In a one-person shop, you can get by with a jointer and a thickness planer — joint one face and one edge, then plane the opposite face parallel, and you have a flat, square board ready for machining. But if you need to process hundreds or thousands of boards per week, running each piece through two separate machines four times is a serious bottleneck. A four sided planer (also called a four-side moulder or moulder-planer) solves this by surfacing all four sides of a board in a single pass.
This guide explains how four sided planers work, what they’re used for, and what to consider if you’re thinking about adding one to your shop.
What Is a Four Sided Planer?
A four sided planer is a woodworking machine that planes the top, bottom, and both edges of a board simultaneously as it passes through the machine on feed rollers. In a single pass, it takes a rough board and produces a dimensioned piece with flat, smooth surfaces on all four sides — ready for additional machining, assembly, or finishing.

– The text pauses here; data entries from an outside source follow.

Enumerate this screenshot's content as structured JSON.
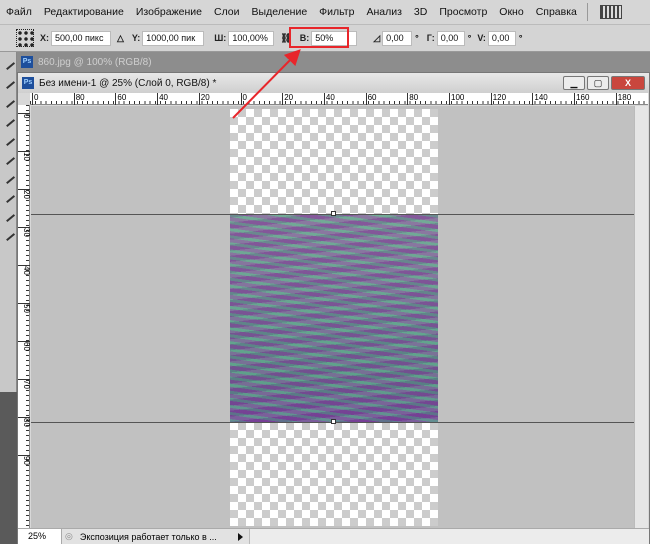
{
  "menu": [
    "Файл",
    "Редактирование",
    "Изображение",
    "Слои",
    "Выделение",
    "Фильтр",
    "Анализ",
    "3D",
    "Просмотр",
    "Окно",
    "Справка"
  ],
  "options": {
    "x_label": "X:",
    "x": "500,00 пикс",
    "y_label": "Y:",
    "y": "1000,00 пик",
    "w_label": "Ш:",
    "w": "100,00%",
    "h_label": "В:",
    "h": "50%",
    "angle": "0,00",
    "hskew_label": "Г:",
    "hskew": "0,00",
    "vskew_label": "V:",
    "vskew": "0,00",
    "deg": "°"
  },
  "tabs": {
    "ps": "Ps",
    "bg_doc": "860.jpg @ 100% (RGB/8)",
    "doc": "Без имени-1 @ 25% (Слой 0, RGB/8) *"
  },
  "hruler": [
    "0",
    "80",
    "60",
    "40",
    "20",
    "0",
    "20",
    "40",
    "60",
    "80",
    "100",
    "120",
    "140",
    "160",
    "180"
  ],
  "vruler": [
    "0",
    "10",
    "20",
    "30",
    "40",
    "50",
    "60",
    "70",
    "80",
    "90"
  ],
  "status": {
    "zoom": "25%",
    "message": "Экспозиция работает только в ..."
  },
  "colors": {
    "annotation": "#e8262b"
  }
}
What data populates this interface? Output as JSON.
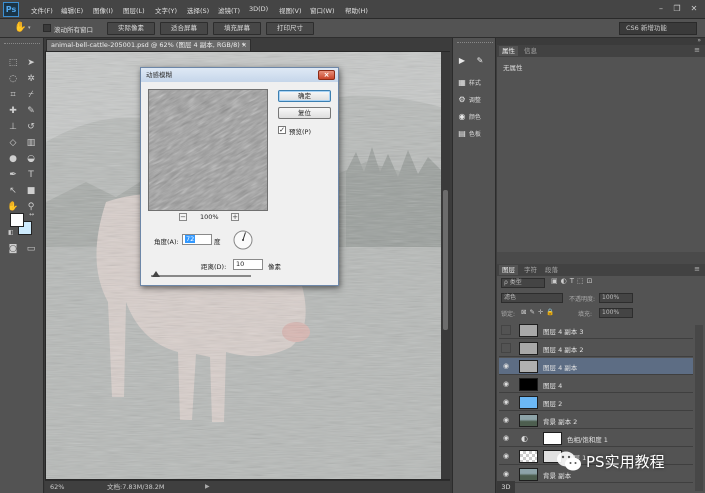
{
  "app": {
    "logo": "Ps"
  },
  "menu": [
    "文件(F)",
    "编辑(E)",
    "图像(I)",
    "图层(L)",
    "文字(Y)",
    "选择(S)",
    "滤镜(T)",
    "3D(D)",
    "视图(V)",
    "窗口(W)",
    "帮助(H)"
  ],
  "window_controls": {
    "minimize": "–",
    "restore": "❐",
    "close": "✕"
  },
  "options": {
    "scroll_all_label": "滚动所有窗口",
    "buttons": [
      "实际像素",
      "适合屏幕",
      "填充屏幕",
      "打印尺寸"
    ],
    "workspace": "CS6 新增功能"
  },
  "document": {
    "tab": "animal-bell-cattle-205001.psd @ 62% (图层 4 副本, RGB/8) *",
    "tab_close": "×",
    "zoom": "62%",
    "doc_info": "文档:7.83M/38.2M"
  },
  "dialog": {
    "title": "动感模糊",
    "close": "×",
    "ok": "确定",
    "reset": "复位",
    "preview_label": "预览(P)",
    "preview_checked": true,
    "zoom": "100%",
    "zoom_minus": "−",
    "zoom_plus": "+",
    "angle_label": "角度(A):",
    "angle_value": "72",
    "angle_unit": "度",
    "distance_label": "距离(D):",
    "distance_value": "10",
    "distance_unit": "像素"
  },
  "icon_strip": [
    {
      "icon": "play-icon",
      "glyph": "▶",
      "label": ""
    },
    {
      "icon": "brush-presets-icon",
      "glyph": "✎",
      "label": ""
    },
    {
      "icon": "styles-icon",
      "glyph": "▦",
      "label": "样式"
    },
    {
      "icon": "adjustments-icon",
      "glyph": "⚙",
      "label": "调整"
    },
    {
      "icon": "swatches-icon",
      "glyph": "◉",
      "label": "颜色"
    },
    {
      "icon": "swatch-grid-icon",
      "glyph": "▤",
      "label": "色板"
    }
  ],
  "properties": {
    "tabs": [
      "属性",
      "信息"
    ],
    "empty_text": "无属性"
  },
  "layers_panel": {
    "tabs": [
      "图层",
      "字符",
      "段落"
    ],
    "filter": "ρ 类型",
    "blend_mode": "滤色",
    "opacity_label": "不透明度:",
    "opacity_value": "100%",
    "lock_label": "锁定:",
    "fill_label": "填充:",
    "fill_value": "100%",
    "layers": [
      {
        "name": "图层 4 副本 3",
        "visible": false,
        "thumb": "#a8a8a8",
        "selected": false
      },
      {
        "name": "图层 4 副本 2",
        "visible": false,
        "thumb": "#a8a8a8",
        "selected": false
      },
      {
        "name": "图层 4 副本",
        "visible": true,
        "thumb": "#b0b0b0",
        "selected": true
      },
      {
        "name": "图层 4",
        "visible": true,
        "thumb": "#000000",
        "selected": false
      },
      {
        "name": "图层 2",
        "visible": true,
        "thumb": "#6cb8f5",
        "selected": false
      },
      {
        "name": "背景 副本 2",
        "visible": true,
        "thumb": "#6f7e72",
        "selected": false
      },
      {
        "name": "色相/饱和度 1",
        "visible": true,
        "thumb": "#ffffff",
        "selected": false
      },
      {
        "name": "图层 1",
        "visible": true,
        "thumb": "#d9d9d9",
        "selected": false
      },
      {
        "name": "背景 副本",
        "visible": true,
        "thumb": "#6f7e72",
        "selected": false
      }
    ]
  },
  "bottom_tab": "3D",
  "watermark": "PS实用教程"
}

The concept has been around for over a century, and while the basic principle hasn’t changed, modern machines add CNC controls, automatic settings, and sophisticated dust extraction that make them faster, more accurate, and easier to operate than their predecessors.
How It Works
Inside the machine, four cutter heads are arranged to cut the four sides of the board:
- Top head: Planes the top face of the board to the target thickness
- Bottom head: Planes the bottom face, establishing a reference surface and controlling overall thickness
- Left side head: Planes the left edge to a specific width and profile
- Right side head: Planes the right edge, establishing the final board width and profile
The board is fed through the machine by powered feed rollers (typically rubber or steel) that grip the stock and push it past the cutter heads at a consistent speed. The feed speed and cutter head rotations are coordinated to produce a smooth, consistent surface finish.
Each cutter head is mounted on its own spindle, and the position of each head can be adjusted independently to control how much material is removed from each side. On CNC-equipped machines, these adjustments are motorized and can be saved as presets for common profile dimensions.
What Can You Do With a Four Sided Planer?
S4S Lumber Production
The most common use is producing S4S (surfaced four sides) lumber — boards that are planed flat and square on all four sides to a specific dimension. This is the standard stock that furniture makers, cabinet shops, and builders purchase. If you mill your own lumber, a four sided planer produces S4S stock far faster than a separate jointer and planer.
Profiling and Moulding
Because each cutter head spins its own profiled cutter, a four sided planer can produce moulded profiles on any or all sides of the board in a single pass. Common applications include tongue-and-groove flooring, shiplap siding, window and door frame stock, crown moulding, and decorative profiled trim.
To change the profile, you swap the cutter heads or knives. On machines with quick-change cutter heads, this can be done in a matter of minutes. Some modern machines use insert knives that can be replaced individually without removing the entire cutter head.
Matched Joinery
Tongue-and-groove, shiplap, and other interlocking profiles can be cut in a single pass — one side head cuts the tongue, the opposite side head cuts the groove. This is much faster and more consistent than routing these profiles separately.
Key Specifications
Maximum Working Width
This is the widest board the machine can process. Common capacities range from 4 inches (100mm) for small machines up to 12 inches (300mm) or more for industrial models. Choose based on the widest stock you’ll regularly need to run.
Maximum Working Height
This determines the thickest board the machine can handle. Most four sided planers accommodate stock from about 1/2 inch up to 4-6 inches thick, depending on the model.
Number of Spindles
Basic machines have four spindles (top, bottom, left, right). More capable machines add a fifth or sixth spindle — typically for pre-cutting rough stock, sizing the width before the final profile cut, or adding a bottom groove or additional profile detail.
Feed Speed
Feed speed determines how quickly boards pass through the machine and therefore your production rate. Variable feed speed is desirable because it lets you slow down for difficult profiles or dense hardwoods and speed up for simple S4S work in softwoods. Typical feed speeds range from 20 to 100 feet per minute.
Cutter Head Type
Most modern four sided planers use one of three cutter head types:
- Straight knife (HSS): The traditional type. Knives are sharpened or replaced when dull. Good surface finish but requires regular knife maintenance.
- Spiral insert cutter: Small square carbide inserts arranged in a spiral pattern. When an insert dulls, you rotate it to a fresh edge. Better finish on difficult grain and much less maintenance.
- Helical cutter: Similar to spiral but with a continuous helical cutting edge. Produces the smoothest finish and is the quietest option, but also the most expensive.
Maintenance and Safety
- Keep knives sharp. Dull knives produce poor surface finish and put excessive load on the feed system and motors.
- Check feed roller condition. Worn or hardened rollers don’t grip the stock properly, causing inconsistent feeding and variable thickness.
- Verify fence and guide alignment. Misaligned guides cause boards to feed at an angle, resulting in tapered or non-square output.
- Never reach into the machine while it’s running. The feed rollers and cutter heads will pull your hand in before you can react. Always use push sticks and guards.
- Maintain dust extraction. Four sided planers generate chips from all four sides simultaneously. An adequate dust collection system is essential for visibility, cleanliness, and fire prevention.
Conclusion
A four sided planer is a production machine that pays for itself quickly in shops running significant volumes of dimensioned lumber or profiled moulding. The ability to surface and profile all four sides of a board in one pass — at speeds measured in feet per minute rather than minutes per board — transforms the efficiency of a milling operation. If your shop processes enough volume to justify the investment, a four sided planer is one of the most impactful machines you can add.